Karner (lateinisch carnarius). Im Mittelalter war der Karner ein auf Friedhöfen errichtetes Gebäude, in welchem exhumierte Gebeine aus Gräbern, die man für neue Bestattungen benötigte, verwahrt wurden. Meist wurde über diesem Beinhaus eine Kapelle errichtet. In der Regel standen die Karner südöstlich der vom Friedhof umgebenen Pfarrkirche.

Siehe:

  1. St. Stephan: Der bereits 1227 erwähnte Karner von St. Stephan, der dem Chorbau (1304-1340) hatte weichen müssen, wurde um 1304/1307 durch ein südwestlich der Kirche errichtetes dreigeschossiges Gebäude ersetzt, dessen tiefes Untergeschoss von Wernhard Chrannest (erwähnt 1295-1313) als Kapelle der Heiligen Virgilius, Erasmus und Helena ausgestaltet wurde und als Gruft (Begräbnisstätte) diente; das ebenerdige Geschoss diente als Karner, das Obergeschoss bildete die Maria-Magdalena-Kapelle. Nach einem Brand 1781 wurde das Gebäude abgetragen und das Untergeschoss zugeschüttet (Freilegung im Zuge des U-Bahn-Baus 1972/1973; Virgilkapelle). Siehe auch: Stephansfreithof
  2. St. Michael: Ein Karner (ohne Kapelle) wird erst 1428 erwähnt, bestand aber sicherlich wesentlich früher; Neubauten sind für 1473 und 1511 überliefert. Nach der Auflassung des Friedhofs (1530) ist nur mehr von einer „Totenkammer" die Rede.
  3. Schotten: Auf dem Friedhof bei der Schottenkirche (Freyung) gab es einen Karner mit einer den Heiligen Philipp und Jakob geweihten Kapelle, die nach 1529 entweiht und bis zu ihrem Abbruch (1648) als Pulvermagazin verwendet wurde.
  4. Heiligenstadt: Von den auf Dorffriedhöfen der Umgebung Wiens gestandenen Karnern hat sich als einziger jener in Heiligenstadt erhalten. Er steht am Rand des einstigen Heiligenstädter Friedhofs neben der Michaelskirche in der Grinzinger Straße. Da zur Pfarre Heiligenstadt auch Sievering, Grinzing und Nußdorf gehörten, war der kleine Friedhof der Zahl der Beerdigungen nicht gewachsen, weshalb laufend Exhumierungen vorgenommen werden mussten.

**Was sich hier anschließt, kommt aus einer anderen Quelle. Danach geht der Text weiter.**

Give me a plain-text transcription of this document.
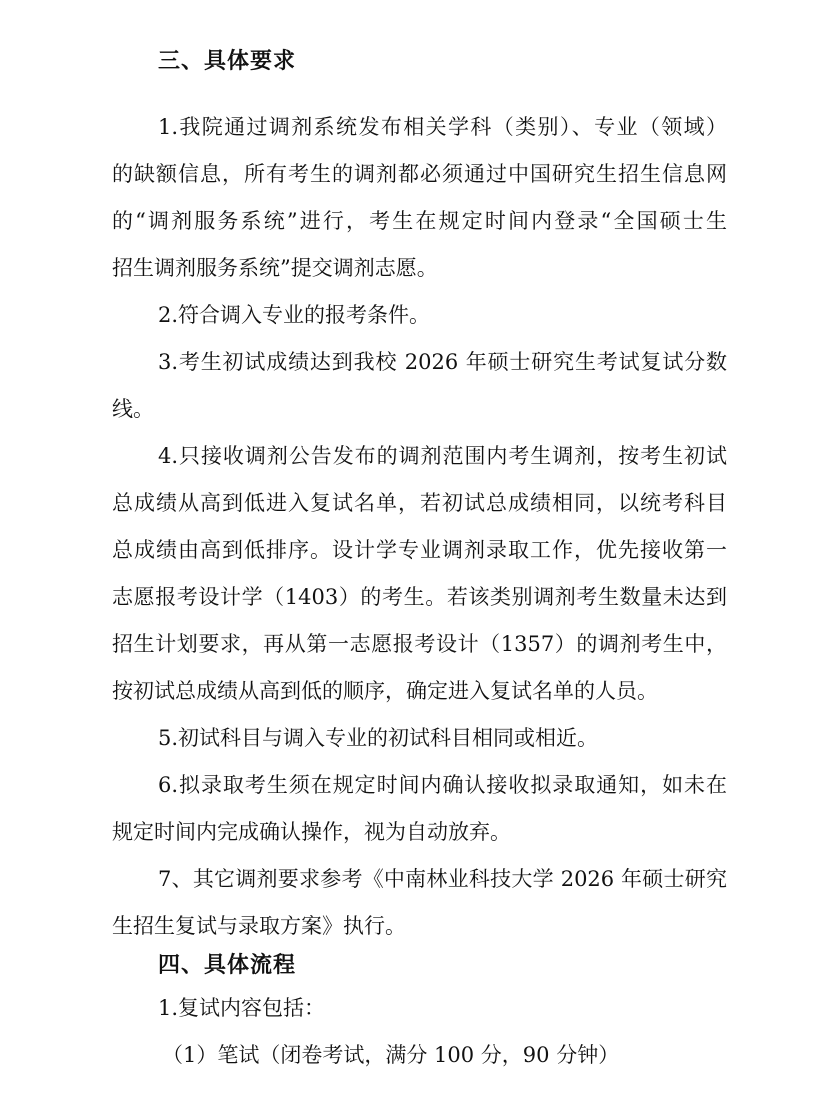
三、具体要求
1.我院通过调剂系统发布相关学科（类别）、专业（领域）
的缺额信息，所有考生的调剂都必须通过中国研究生招生信息网
的“调剂服务系统”进行，考生在规定时间内登录“全国硕士生
招生调剂服务系统”提交调剂志愿。
2.符合调入专业的报考条件。
3.考生初试成绩达到我校 2026 年硕士研究生考试复试分数
线。
4.只接收调剂公告发布的调剂范围内考生调剂，按考生初试
总成绩从高到低进入复试名单，若初试总成绩相同，以统考科目
总成绩由高到低排序。设计学专业调剂录取工作，优先接收第一
志愿报考设计学（1403）的考生。若该类别调剂考生数量未达到
招生计划要求，再从第一志愿报考设计（1357）的调剂考生中，
按初试总成绩从高到低的顺序，确定进入复试名单的人员。
5.初试科目与调入专业的初试科目相同或相近。
6.拟录取考生须在规定时间内确认接收拟录取通知，如未在
规定时间内完成确认操作，视为自动放弃。
7、其它调剂要求参考《中南林业科技大学 2026 年硕士研究
生招生复试与录取方案》执行。
四、具体流程
1.复试内容包括：
（1）笔试（闭卷考试，满分 100 分，90 分钟）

Im 18. und 19. Jahrhundert fanden am Allerseelentag von Nachbargemeinden Prozessionen zum Karner statt.
  5. Berühmte Karner im Süden Wiens (1938-1946/1954 eingemeindet) haben sich in Perchtoldsdorf und Mödling erhalten.

Literatur

  • Richard Perger / Walther Brauneis: Die mittelalterlichen Kirchen und Klöster Wiens. Wien [u.a.]: Zsolnay 1977 (Wiener Geschichtsbücher, 19/20, S. 69 ff., S. 85, S. 121
  • R. Perger: Zur Geschichte des neuen Karners und der Kapellen St. Virgilius und St. Maria Magdalena auf dem Wiener Stephansfreithof. In: Österreichische Zeitschrift für Kunst und Denkmalpflege 27 (1973), S. 153 ff.
  • Karl Albrecht-Weinberger [Hg.]: St. Michael. Stadtpfarrkirche und Künstlerpfarre von Wien, 1288 - 1988. Historisches Museum der Stadt Wien, 26. Mai - 2. Oktober 1988. Wien: Eigenverl. d. Museen d. Stadt Wien (Sonderausstellung des Historischen Museums der Stadt Wien, 113), S. 94 f.
  • Kurt J. Apfel: Wiens einziger Karner steht in Heiligenstadt. In: Döblinger Heimatmuseum 11 (1967), S. 7 f.